BS.Direction (edge attribute)
Frequency of the edge estimated as being this direction, calculated by SiGN-BN HC+Bootstrap. In the bootstrap method, edges in both directions (that is, A -> B and B -> A) are regarded as a single edge, and the direction of the edge is determined by comparing the frequency of the directions out of all the bootstrap iterations that estimate this relationship. The direction with the greater frequency is employed as the estimated edge. Thus, the range of the value is from 0.5 to 1.0.

C

child
If two nodes are connected with an directed edge (arrow), the sink node is called as child, child node or child gene.
CSML
Cell System Markup language. An XML format used in Cell Illustrator Online. You can download networks in CSML from each network page.

D

dataset
A dataset is defined as a pair of a gene set and an array set. The network estimation is performed for a dataset to estimate a network.
degree
A degree of a node is the number of edges connected to it. It is the sum of the number of parents and children of it.

E

edge
An edge in a network is a directed arrow connecting two nodes (genes). It represents that two genes are estimated as being related in terms of gene expression, or more simply, if an edge is connected from gene A to B, then A seems to regulate B. Note that the edges in the DB are estimated by a statistical method.

F

Freq (edge attribute)
Edge attribute calculated by SiGN-BN NNSR. It represents the frequency of the edge estimated during the iterations of the NNSR algorithm.
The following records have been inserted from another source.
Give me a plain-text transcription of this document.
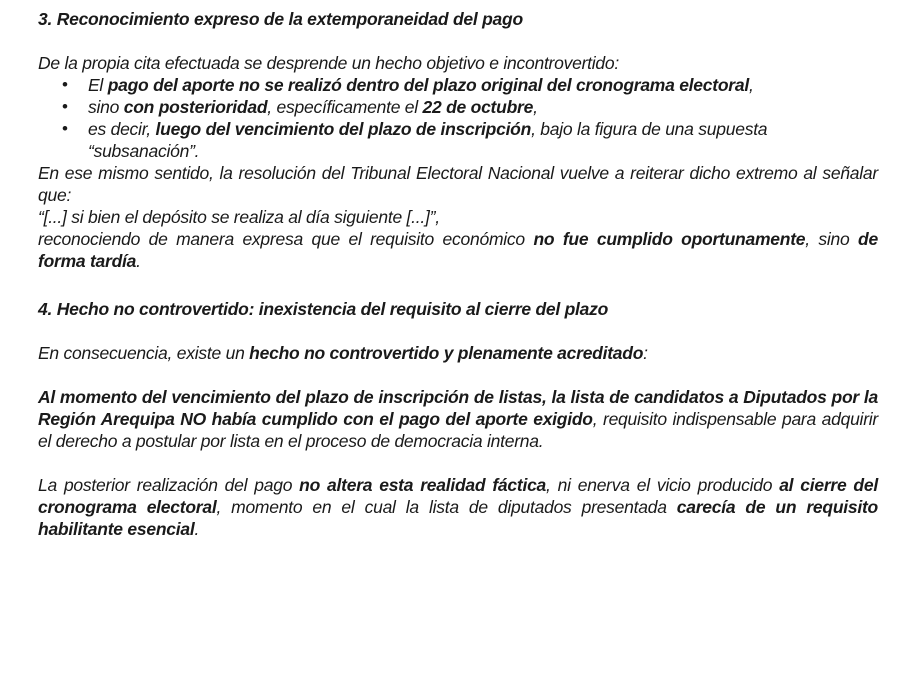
3. Reconocimiento expreso de la extemporaneidad del pago

De la propia cita efectuada se desprende un hecho objetivo e incontrovertido:

• El pago del aporte no se realizó dentro del plazo original del cronograma electoral,
• sino con posterioridad, específicamente el 22 de octubre,
• es decir, luego del vencimiento del plazo de inscripción, bajo la figura de una supuesta “subsanación”.

En ese mismo sentido, la resolución del Tribunal Electoral Nacional vuelve a reiterar dicho extremo al señalar que:

“[...] si bien el depósito se realiza al día siguiente [...]”,

reconociendo de manera expresa que el requisito económico no fue cumplido oportunamente, sino de forma tardía.

4. Hecho no controvertido: inexistencia del requisito al cierre del plazo

En consecuencia, existe un hecho no controvertido y plenamente acreditado:

Al momento del vencimiento del plazo de inscripción de listas, la lista de candidatos a Diputados por la Región Arequipa NO había cumplido con el pago del aporte exigido, requisito indispensable para adquirir el derecho a postular por lista en el proceso de democracia interna.

La posterior realización del pago no altera esta realidad fáctica, ni enerva el vicio producido al cierre del cronograma electoral, momento en el cual la lista de diputados presentada carecía de un requisito habilitante esencial.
The range of the value is from 0 to 1. By the default setting, an edge with Freq greater than 0.2 is regarded as being estimated. You can consider this value as the confidence of the estimated edge. This does not represent the accuracy nor the strength of the edge. See the original publication for the detailed definitions.

G

gene set
A gene set is defined as a set of genes (nodes) used for the single gene network estimation.

H

hub
A hub, a hub gene, or a hub node is a node which has many child nodes in a network. Hub genes are very important because they are considered as master regulators in a network.

N

network
A network or a gene network is a set of nodes and directed edges. A network is estimated from a dataset by a network estimation method. The network name is made from a combination of a gene set name, an array set name and the estimation method.
node
A node is a point connected with edges in a network. It is generally defined as a single probe in DNA arrays. Thus, if it matches for more than one genes, it consists of these matched genes. If so, in TCNG, the node name is made from the matched gene symbols concatenated with triple slashes (///). Two nodes are connected with a directed edge.

P

parent
If two nodes are connected with a directed edge (arrow), the source node is called as parent, parent node, or parent gene.

S

SiGN
SiGN is a collection of gene network estimation software develped at Laboratory of DNA Information Analysis & Laboratory of Sequence Analysis, Human Genome Center, Institute of Medical Science, The University of Tokyo; and Department of Computer Science, Graduate School of Information Science and Technology, The University of Tokyo. Visit SiGN web site for more details.
SiGN-BN
SiGN-BN is gene network estimation software using Bayesian networks included in SiGN. Visit SiGN-BN web site for more details.